How to Serve Haggis
The most traditional way to serve your haggis is with mashed potatoes and mashed yellow turnips. Or as the Scots call it: "mashed tatties and bashed neeps."
Mashed potatoes are simple enough, right? You can even buy them premade in a microwavable dish at many grocery stores.
The turnips are a bit more of a challenge! What is a neep, also known as a swede or a yellow turnip? Here in America they sometimes go by an American Indian name: Rutabaga! You will find this not-very-attractive purplish root vegetable near the potatoes!
In Scotland this is called a neep or a swede. WHY? Because the King Gustav III of Sweden presented a gold snuff box of Swedish turnip seeds to Patrick Miller (a wealthy Scot from Dalswinton, director of the Bank of Scotland, who just happened to be a friend of Robert Burns). The box itself and accompanying letter is now in the British Museum in London. Robert Burns actually rented a farm from Patrick Miller, so Robert Burns may have been an early taster of bashed neeps! This hearty root vegetable grows well in damp Scottish soil.

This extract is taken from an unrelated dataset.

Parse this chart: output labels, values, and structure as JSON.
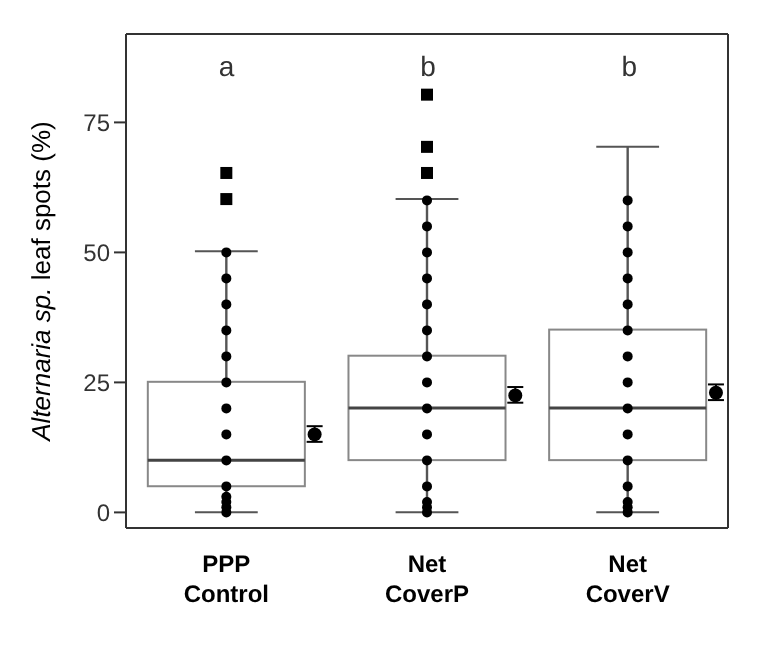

To Prepare your Rutabaga: Cut off the thick waxy outer shell, cube it up and boil it just like a potato. When softened, pour off the water and whip the turnip with the addition of lots of butter and white pepper.
Haggis Meal and Presentation Ideas
So, a traditional plate of haggis is served with mashed potatoes and mashed yellow turnips. Some pour on a tot of whisky, or add a sauce (we have several choices: our Whisky Haggis Sauce and Whisky Steak Sauce. For those who like it spicy, add a few drops of Scotch Bonnet Sauce!
Want to take this haggis up to gourmet standards? Try our recipe for Balmoral Chicken for a beautiful plated meal:
Serve with a creamy onion sauce, with or without the addition of a little whisky, and your guests will praise your cooking talents!
Another fancy way to serve your haggis is stacked: use slices of fresh apple between a slice of already fried black pudding and haggis on the bottom. Again, a nice creamy sauce will make it very festive.
But, if you're really going for the most elegant presentation of all, consider these tiny potatoes (below), precooked, center scooped out, with haggis inside, and topped with a dollop of crème fraiche and a diagonally cut scallion.
Fun fact: This is the way haggis was served at the Metropolitan Museum of Art at a fundraising dinner for the University of St. Andrews. You may have heard about the dinner, as the guests of honor were the Duke and Duchess of Cambridge. And the haggis served was from Scottish Gourmet USA - the caterers did all the fancy preparation. Nice presentation!